Тронка — страница 9 из 58

А чабан Горпищенко только радуется в душе, глядя, как люди наслаждаются его водой, ведь ее нисколько не убывает оттого, что все лето берут и берут. После Отечественной войны он попыхтел-таки, очищая колодец, доискиваясь заиленного родничка, пока не нашел наконец, не дал ему волю. Только от военной грязи вычистил, как пошли черные бури — пришлось еще чистить и после них, ведь они здесь такие, что тысячи тонн пылищи в воздухе висит, пруды засыпает, степные лесополосы заметает до самых верхушек, а с хат, случается, крыши срывает — летят, как аэропланы… Наметет, навалит и в колодец, не один день потом минет, пока ведро за ведром вытаскаешь, выберешь весь тот ил, и снова пойдет вода, как слеза.

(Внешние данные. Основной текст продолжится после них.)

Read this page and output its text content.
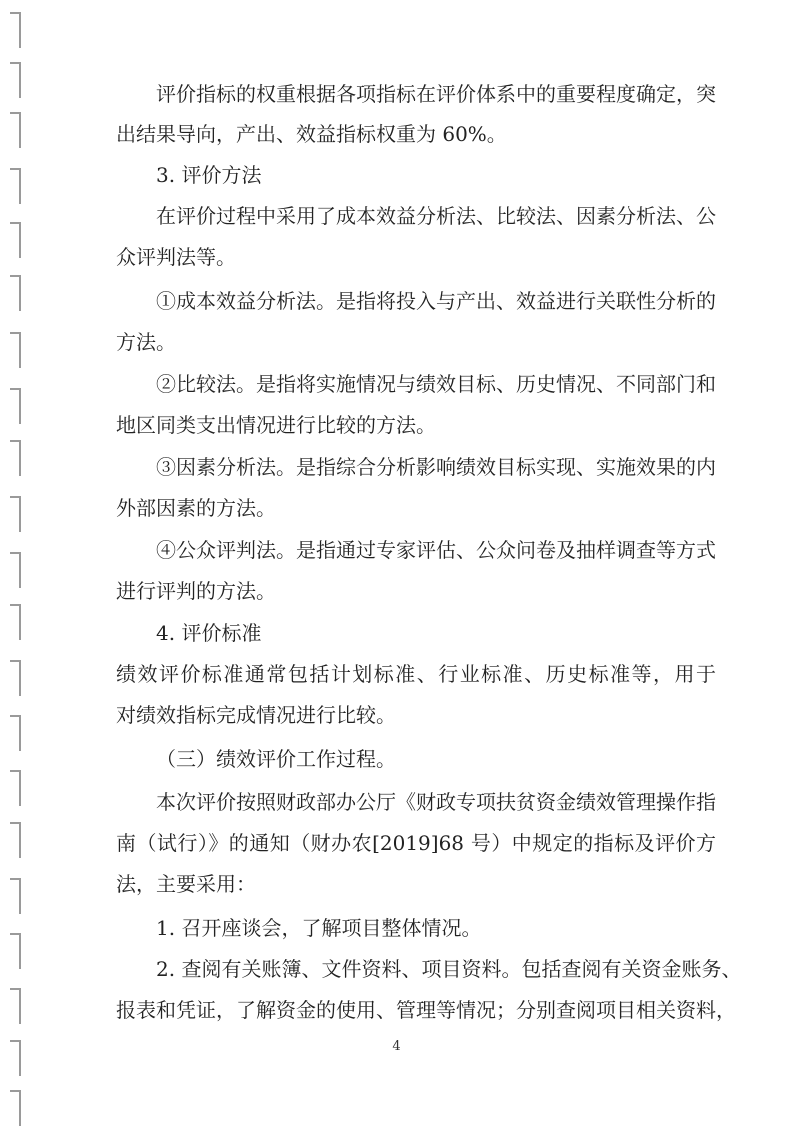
评价指标的权重根据各项指标在评价体系中的重要程度确定，突
出结果导向，产出、效益指标权重为 60%。
3. 评价方法
在评价过程中采用了成本效益分析法、比较法、因素分析法、公
众评判法等。
①成本效益分析法。是指将投入与产出、效益进行关联性分析的
方法。
②比较法。是指将实施情况与绩效目标、历史情况、不同部门和
地区同类支出情况进行比较的方法。
③因素分析法。是指综合分析影响绩效目标实现、实施效果的内
外部因素的方法。
④公众评判法。是指通过专家评估、公众问卷及抽样调查等方式
进行评判的方法。
4. 评价标准
绩效评价标准通常包括计划标准、行业标准、历史标准等，用于
对绩效指标完成情况进行比较。
（三）绩效评价工作过程。
本次评价按照财政部办公厅《财政专项扶贫资金绩效管理操作指
南（试行）》的通知（财办农[2019]68 号）中规定的指标及评价方
法，主要采用：
1. 召开座谈会，了解项目整体情况。
2. 查阅有关账簿、文件资料、项目资料。包括查阅有关资金账务、
报表和凭证，了解资金的使用、管理等情况；分别查阅项目相关资料，
4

Никто доподлинно не знает, как появился этот колодец, в наследство от дедов, прадедов достался он теперешним чабанам. Только глухое эхо преданий говорит, что когда-то вырыли колодец чумаки, чьи дороги пролегали в этих седых степях. И когда молодой Горпищенко спрашивает у отца: «Кто этот колодец, тату, рыл?» — то старик, не колеблясь, отвечает:

— Чумаки, сынок, чумаки. Пращуры твои.

Летчику странно слышать, что пращуры его были чумаками, хотя знает об этом еще с детства. Те усатые, под горшок остриженные люди в полотняных, пропитанных дегтем (против чумы) рубашках, что из года в год ходили через слепящие степи на своих круторогих, были для летчика где-то в смутной дали прошлого, терялись для него в такой исторической древности… ну, как античные какие-нибудь Гомеры и Демокриты. Но еще труднее, наверно, было бы представить самим чумакам, что кто-нибудь из их потомков станет крылатым, будет летать в воздухе, прыгать ночью с парашютом с таких высот, где лютует мороз, в то время как земля дышит теплом зрелого лета и кузнечики стрекочут в траве… Разве ж прадеды могли бы вообразить, что он движением руки станет приводить в действие фантастические силы, станет раскалывать небо адским грохотом двигателей и что собственный организм будет подвергать неслыханным испытаниям, ощущая такие перегрузки, при которых в полете на какой-то миг теряешь сознание, не видишь никаких приборов, а потом придешь в себя — глядь, есть скорость! Есть нужная скорость… А раз есть скорость — есть и жизнь! — у летчиков это так.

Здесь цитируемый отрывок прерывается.